Benchmarks // 5

The benchmarks, and what they're worth

Every score on this site comes from one of these. Here is what each one measures, and how much I actually let it move the ranking.

SWE-bench Verified

0-100% of issues resolved

Whether a model can resolve real GitHub issues in real Python repos: read the codebase, write a patch, pass the hidden tests. The Verified subset is a human-checked slice where the task is known to be solvable.

the take The first number I look at for coding. It maps closest to real work, and the gap between the top labs here is still real, not rounding error.

GPQA Diamond

0-100% accuracy

Graduate-level science questions in biology, physics, and chemistry that are hard enough that PhDs outside the subfield lose to them even with Google. Diamond is the hardest, cleanest subset.

the take The reasoning number I trust most at the top. Strong here usually means strong where it counts.

MMLU-Pro

0-100% accuracy

A harder, cleaner rebuild of MMLU: broad multiple-choice knowledge across dozens of subjects, with ten options instead of four and the noisiest questions thrown out.

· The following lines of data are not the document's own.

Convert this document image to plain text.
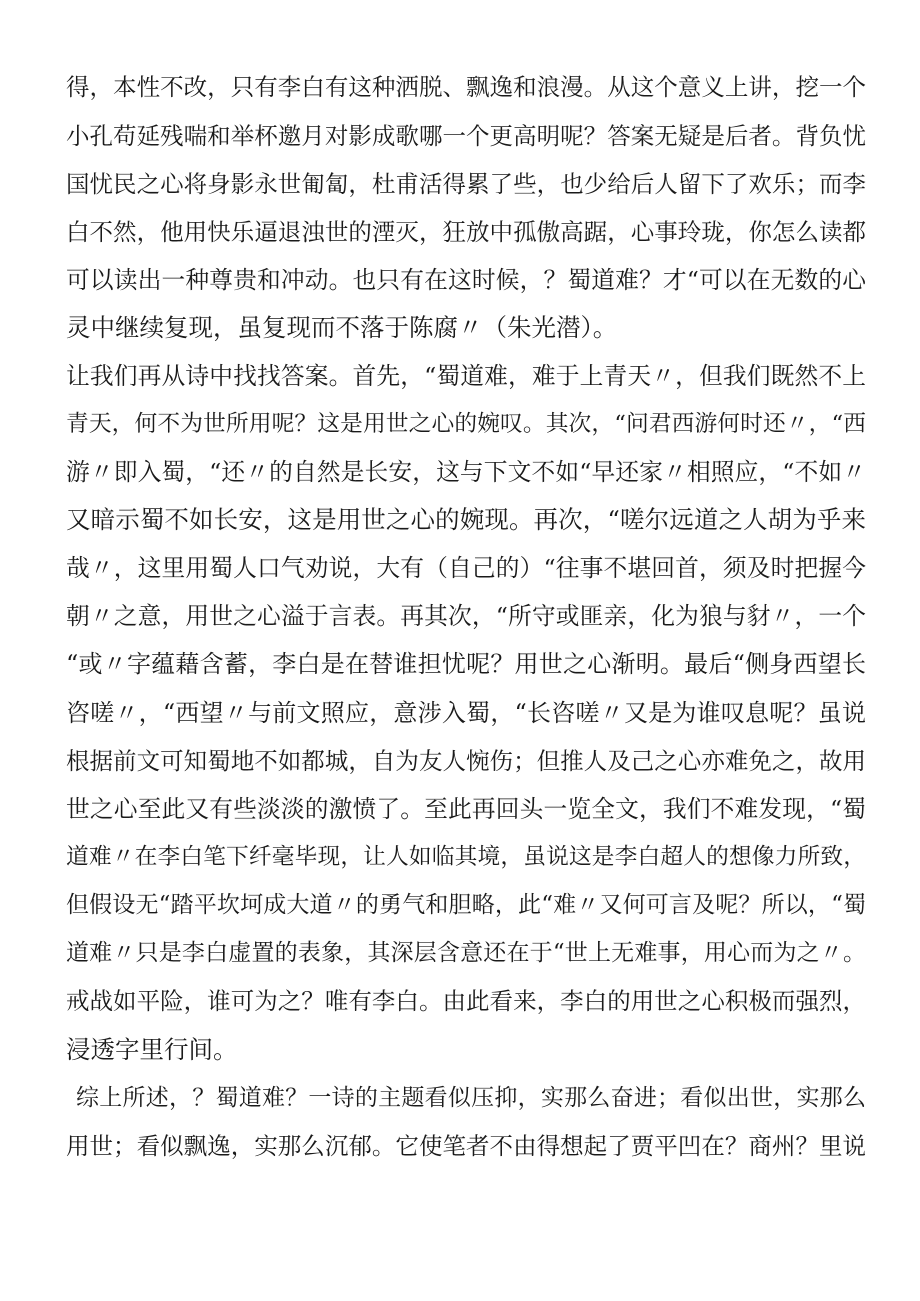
得，本性不改，只有李白有这种洒脱、飘逸和浪漫。从这个意义上讲，挖一个
小孔苟延残喘和举杯邀月对影成歌哪一个更高明呢？答案无疑是后者。背负忧
国忧民之心将身影永世匍匐，杜甫活得累了些，也少给后人留下了欢乐；而李
白不然，他用快乐逼退浊世的湮灭，狂放中孤傲高踞，心事玲珑，你怎么读都
可以读出一种尊贵和冲动。也只有在这时候，？蜀道难？才“可以在无数的心
灵中继续复现，虽复现而不落于陈腐〃（朱光潜）。
让我们再从诗中找找答案。首先，“蜀道难，难于上青天〃，但我们既然不上
青天，何不为世所用呢？这是用世之心的婉叹。其次，“问君西游何时还〃，“西
游〃即入蜀，“还〃的自然是长安，这与下文不如“早还家〃相照应，“不如〃
又暗示蜀不如长安，这是用世之心的婉现。再次，“嗟尔远道之人胡为乎来
哉〃，这里用蜀人口气劝说，大有（自己的）“往事不堪回首，须及时把握今
朝〃之意，用世之心溢于言表。再其次，“所守或匪亲，化为狼与豺〃，一个
“或〃字蕴藉含蓄，李白是在替谁担忧呢？用世之心渐明。最后“侧身西望长
咨嗟〃，“西望〃与前文照应，意涉入蜀，“长咨嗟〃又是为谁叹息呢？虽说
根据前文可知蜀地不如都城，自为友人惋伤；但推人及己之心亦难免之，故用
世之心至此又有些淡淡的激愤了。至此再回头一览全文，我们不难发现，“蜀
道难〃在李白笔下纤毫毕现，让人如临其境，虽说这是李白超人的想像力所致，
但假设无“踏平坎坷成大道〃的勇气和胆略，此“难〃又何可言及呢？所以，“蜀
道难〃只是李白虚置的表象，其深层含意还在于“世上无难事，用心而为之〃。
戒战如平险，谁可为之？唯有李白。由此看来，李白的用世之心积极而强烈，
浸透字里行间。
综上所述，？蜀道难？一诗的主题看似压抑，实那么奋进；看似出世，实那么
用世；看似飘逸，实那么沉郁。它使笔者不由得想起了贾平凹在？商州？里说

the take Table stakes now. Below the high 80s you are not in the conversation; above it the number stops telling you much. I read it as a floor, not a ranking.

AIME (math)

0-100% solved

Competition math from the American Invitational Mathematics Examination: short-answer problems that need several exact reasoning steps, no partial credit.

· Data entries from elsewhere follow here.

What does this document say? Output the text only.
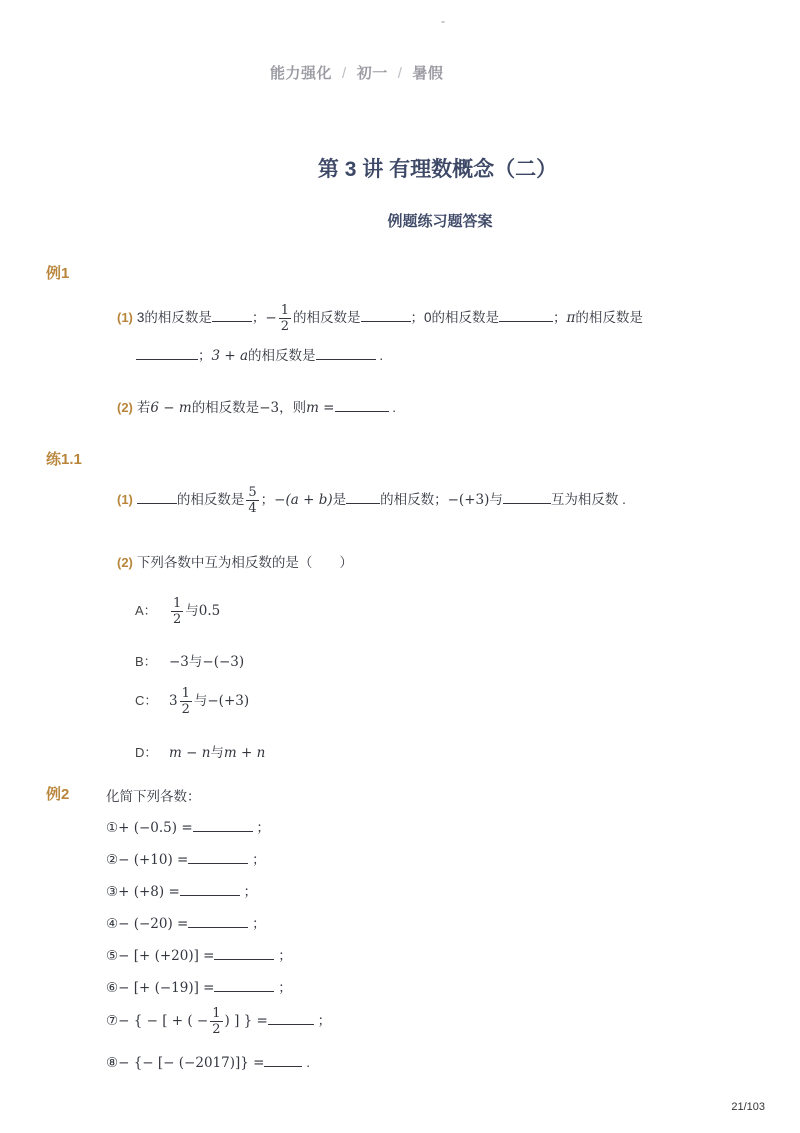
-
能力强化 / 初一 / 暑假
第 3 讲 有理数概念（二）
例题练习题答案
例1
(1) 3的相反数是	；− $\frac{1}{2}$ 的相反数是	；0的相反数是	；π的相反数是
；3 + a的相反数是	.
(2) 若6 − m的相反数是−3，则m =	.
练1.1
(1)	的相反数是 $\frac{5}{4}$ ；−(a + b)是	的相反数；−(+3)与	互为相反数 .
(2) 下列各数中互为相反数的是（　　）
A： $\frac{1}{2}$ 与0.5
B： −3与−(−3)
C： $3 \frac{1}{2}$ 与−(+3)
D： m − n与m + n
例2	化简下列各数：
①+ (−0.5) =	；
②− (+10) =	；
③+ (+8) =	；
④− (−20) =	；
⑤− [+ (+20)] =	；
⑥− [+ (−19)] =	；
⑦− { − [ + ( − $\frac{1}{2}$ ) ] } =	；
⑧− {− [− (−2017)]} =	.
21/103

the take I weight it but do not worship it. Tool use and heavy sampling can inflate it, so I read it next to the reasoning scores, not on its own.

LiveCodeBench (coding)

0-100% pass rate

Competitive-programming problems collected continuously from contest sites, so the questions post-date most training cutoffs. Write code, pass the tests.

the take Rewards speed and pattern recall more than architecture. Read it beside SWE-bench, never instead of it.